In France, decadence became identified with a type of poetry illuminated by the writing of Paul Verlaine and Stéphane Mallarmé, and also with the fiction of Joris-Karl Huysmans. Huysmans’s most infamous work, Á Rebours — published in 1884, it was translated as Against Nature or Against the Grain — is largely believed to be the notorious ‘poisonous’ book that seduces Dorian Gray in Oscar Wilde’s 1891 novel, The Picture of Dorian Gray. Huysmans’s novel caused outrage when it was released. Focused almost exclusively on the inner life of its ailing aristocrat protagonist, Des Esseintes, the novel delineates his obsessive sensual inquiries. Dorian Gray’s passion for studying and collecting jewels or perfumes or ecclesiastical vestments, and surrounding himself with exotic and sensual objects, reflects Des Esseintes’s pursuit of ever more cultivated sensory experiences.

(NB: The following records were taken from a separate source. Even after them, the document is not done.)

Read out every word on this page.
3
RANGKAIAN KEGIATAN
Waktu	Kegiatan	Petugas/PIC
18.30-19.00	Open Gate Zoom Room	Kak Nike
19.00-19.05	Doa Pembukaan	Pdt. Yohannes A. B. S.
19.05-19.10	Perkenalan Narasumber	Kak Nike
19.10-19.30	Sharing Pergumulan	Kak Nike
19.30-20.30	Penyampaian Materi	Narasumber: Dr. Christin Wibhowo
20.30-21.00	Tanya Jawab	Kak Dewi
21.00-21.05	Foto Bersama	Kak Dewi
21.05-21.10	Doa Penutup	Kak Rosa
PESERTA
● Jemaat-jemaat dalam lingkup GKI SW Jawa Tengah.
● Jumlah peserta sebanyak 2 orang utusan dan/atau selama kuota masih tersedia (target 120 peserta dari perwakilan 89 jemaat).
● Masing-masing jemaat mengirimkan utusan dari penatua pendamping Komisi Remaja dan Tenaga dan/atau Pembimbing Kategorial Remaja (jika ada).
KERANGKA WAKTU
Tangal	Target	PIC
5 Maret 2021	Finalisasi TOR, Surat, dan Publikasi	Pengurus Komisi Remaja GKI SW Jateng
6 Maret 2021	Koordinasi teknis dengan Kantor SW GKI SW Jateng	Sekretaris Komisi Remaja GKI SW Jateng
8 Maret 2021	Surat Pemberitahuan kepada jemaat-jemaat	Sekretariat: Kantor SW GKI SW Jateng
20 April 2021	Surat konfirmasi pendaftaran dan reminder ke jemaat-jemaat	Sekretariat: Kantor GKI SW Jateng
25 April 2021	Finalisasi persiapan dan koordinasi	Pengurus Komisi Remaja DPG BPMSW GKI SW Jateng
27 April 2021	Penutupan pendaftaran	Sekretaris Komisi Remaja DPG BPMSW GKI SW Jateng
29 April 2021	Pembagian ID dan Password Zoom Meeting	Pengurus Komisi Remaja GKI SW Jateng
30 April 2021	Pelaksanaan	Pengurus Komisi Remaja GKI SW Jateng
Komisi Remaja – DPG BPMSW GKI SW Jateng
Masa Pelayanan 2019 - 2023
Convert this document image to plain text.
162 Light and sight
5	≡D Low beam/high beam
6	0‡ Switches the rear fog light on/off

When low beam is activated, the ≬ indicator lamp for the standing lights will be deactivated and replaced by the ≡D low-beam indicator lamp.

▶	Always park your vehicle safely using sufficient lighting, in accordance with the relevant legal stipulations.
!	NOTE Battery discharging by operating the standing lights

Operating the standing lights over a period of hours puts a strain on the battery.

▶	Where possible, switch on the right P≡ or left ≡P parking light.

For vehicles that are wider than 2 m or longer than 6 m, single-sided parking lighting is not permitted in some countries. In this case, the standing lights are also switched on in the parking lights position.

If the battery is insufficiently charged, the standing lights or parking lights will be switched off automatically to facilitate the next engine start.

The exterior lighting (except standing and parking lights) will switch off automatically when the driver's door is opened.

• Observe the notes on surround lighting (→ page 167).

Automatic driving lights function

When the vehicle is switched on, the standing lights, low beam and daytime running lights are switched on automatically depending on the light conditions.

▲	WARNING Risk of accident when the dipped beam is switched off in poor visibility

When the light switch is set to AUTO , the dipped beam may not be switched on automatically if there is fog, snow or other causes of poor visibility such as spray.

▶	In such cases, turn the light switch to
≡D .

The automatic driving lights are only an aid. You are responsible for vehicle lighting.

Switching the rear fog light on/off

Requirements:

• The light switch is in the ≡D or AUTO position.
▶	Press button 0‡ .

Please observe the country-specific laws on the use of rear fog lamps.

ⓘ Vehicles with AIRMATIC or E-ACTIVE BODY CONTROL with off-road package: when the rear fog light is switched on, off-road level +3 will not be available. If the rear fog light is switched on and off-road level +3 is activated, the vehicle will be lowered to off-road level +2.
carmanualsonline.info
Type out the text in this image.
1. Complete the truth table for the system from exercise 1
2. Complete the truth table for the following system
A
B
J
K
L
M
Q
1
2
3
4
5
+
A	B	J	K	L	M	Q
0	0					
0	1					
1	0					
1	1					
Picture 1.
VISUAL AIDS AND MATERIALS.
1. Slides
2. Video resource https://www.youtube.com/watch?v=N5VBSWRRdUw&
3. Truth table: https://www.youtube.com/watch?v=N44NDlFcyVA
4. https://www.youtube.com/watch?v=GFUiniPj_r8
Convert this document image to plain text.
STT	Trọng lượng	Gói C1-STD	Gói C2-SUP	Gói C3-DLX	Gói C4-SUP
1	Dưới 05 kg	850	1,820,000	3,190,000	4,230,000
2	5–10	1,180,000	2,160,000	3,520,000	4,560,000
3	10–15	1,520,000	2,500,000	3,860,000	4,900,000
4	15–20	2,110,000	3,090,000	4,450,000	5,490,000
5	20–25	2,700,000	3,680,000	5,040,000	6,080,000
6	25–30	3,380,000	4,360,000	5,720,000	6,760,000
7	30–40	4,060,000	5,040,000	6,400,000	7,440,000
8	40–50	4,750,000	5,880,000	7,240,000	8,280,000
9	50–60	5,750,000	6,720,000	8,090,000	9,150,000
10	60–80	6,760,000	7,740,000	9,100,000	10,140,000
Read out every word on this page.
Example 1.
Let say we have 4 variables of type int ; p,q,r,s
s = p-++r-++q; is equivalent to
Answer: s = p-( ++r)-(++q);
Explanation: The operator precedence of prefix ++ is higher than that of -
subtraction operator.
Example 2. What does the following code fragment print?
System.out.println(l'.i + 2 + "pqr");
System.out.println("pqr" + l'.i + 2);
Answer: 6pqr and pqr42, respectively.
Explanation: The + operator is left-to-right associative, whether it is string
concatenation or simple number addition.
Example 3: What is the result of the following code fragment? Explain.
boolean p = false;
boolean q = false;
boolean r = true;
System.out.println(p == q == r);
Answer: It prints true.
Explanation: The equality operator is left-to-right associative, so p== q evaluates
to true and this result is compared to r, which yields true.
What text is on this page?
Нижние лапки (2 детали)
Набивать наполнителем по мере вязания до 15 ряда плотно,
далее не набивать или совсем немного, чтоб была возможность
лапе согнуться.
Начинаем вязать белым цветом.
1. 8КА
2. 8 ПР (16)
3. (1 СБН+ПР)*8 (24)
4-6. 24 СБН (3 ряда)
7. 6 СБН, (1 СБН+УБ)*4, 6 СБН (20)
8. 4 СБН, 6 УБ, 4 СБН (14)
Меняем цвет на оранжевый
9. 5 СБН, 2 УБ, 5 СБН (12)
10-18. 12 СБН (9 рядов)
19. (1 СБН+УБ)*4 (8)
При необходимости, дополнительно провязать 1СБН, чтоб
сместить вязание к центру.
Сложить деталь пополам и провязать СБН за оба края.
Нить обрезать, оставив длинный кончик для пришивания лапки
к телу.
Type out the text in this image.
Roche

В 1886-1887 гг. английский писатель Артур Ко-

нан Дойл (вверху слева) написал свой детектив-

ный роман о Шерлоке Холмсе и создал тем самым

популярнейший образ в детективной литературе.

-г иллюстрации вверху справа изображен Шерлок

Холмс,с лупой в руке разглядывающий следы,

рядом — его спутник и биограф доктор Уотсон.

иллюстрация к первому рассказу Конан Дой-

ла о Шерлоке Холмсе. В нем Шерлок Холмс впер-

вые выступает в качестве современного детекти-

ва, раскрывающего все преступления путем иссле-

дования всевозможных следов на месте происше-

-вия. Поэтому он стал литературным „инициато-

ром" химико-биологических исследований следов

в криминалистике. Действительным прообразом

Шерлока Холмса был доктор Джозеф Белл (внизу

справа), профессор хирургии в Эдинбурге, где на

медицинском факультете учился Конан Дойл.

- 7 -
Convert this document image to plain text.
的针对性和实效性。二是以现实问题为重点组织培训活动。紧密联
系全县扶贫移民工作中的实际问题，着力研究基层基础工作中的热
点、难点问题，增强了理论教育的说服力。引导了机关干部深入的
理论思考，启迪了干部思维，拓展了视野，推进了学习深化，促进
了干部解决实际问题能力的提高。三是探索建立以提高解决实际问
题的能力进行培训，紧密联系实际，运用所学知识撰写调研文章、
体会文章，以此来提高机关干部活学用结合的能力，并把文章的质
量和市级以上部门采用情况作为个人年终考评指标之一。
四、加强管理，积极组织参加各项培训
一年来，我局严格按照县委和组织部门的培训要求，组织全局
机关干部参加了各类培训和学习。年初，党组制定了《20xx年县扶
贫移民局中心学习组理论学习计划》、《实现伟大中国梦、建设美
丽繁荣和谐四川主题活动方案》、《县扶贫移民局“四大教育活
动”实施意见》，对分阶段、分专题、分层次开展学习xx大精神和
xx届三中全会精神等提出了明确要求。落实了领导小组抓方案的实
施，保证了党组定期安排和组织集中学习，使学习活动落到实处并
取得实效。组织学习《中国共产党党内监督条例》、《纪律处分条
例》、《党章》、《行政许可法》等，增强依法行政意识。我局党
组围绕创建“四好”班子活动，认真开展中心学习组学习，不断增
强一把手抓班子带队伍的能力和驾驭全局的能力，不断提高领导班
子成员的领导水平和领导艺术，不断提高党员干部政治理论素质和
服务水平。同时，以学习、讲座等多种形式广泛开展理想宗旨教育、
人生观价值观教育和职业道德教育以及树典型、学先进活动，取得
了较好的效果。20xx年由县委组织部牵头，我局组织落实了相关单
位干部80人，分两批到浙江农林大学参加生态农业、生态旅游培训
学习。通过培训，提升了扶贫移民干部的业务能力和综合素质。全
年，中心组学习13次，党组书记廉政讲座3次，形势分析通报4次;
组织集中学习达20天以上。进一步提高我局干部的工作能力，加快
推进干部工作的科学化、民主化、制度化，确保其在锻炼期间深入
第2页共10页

In England, it was the flamboyant Wilde himself who was established as central to the English decadent culture, along with Arthur Symons and the poet, Ernest Dowson. Wilde was crucial because of his high visibility in fashionable London salons, clubs, and theatres. He dressed flamboyantly, donning fashions that others replicated. He was a radiant self-publicist and joked that his life was a work of art. Other essentially central poets include Lionel Johnson and John Davidson. Although often undervalued until our modern era, women also contributed to the decadent style. The most important voice was “Michael Field”, the name under which two women, Katherine Bradley and Edith Cooper, co-wrote. The Rhymers’ Club, set up by poets William Butler Yeats and Ernest Rhys in the 1890s, also explicitly rejected literary exactitude and embraced experimental modes of writing. ‘Symbolist’ poetry was intimately oriented with aesthetic and decadent styles: all of them poised to explore the beauty of peculiar, impressionistic, and distinctive moments.
My teenage years were spent indulging in these books while listening to 18th-century classical music. Little did I know that they would be highly influential in the development of who I grew to become; a sarcastic, indulgent, and wry libertine of yesteryear.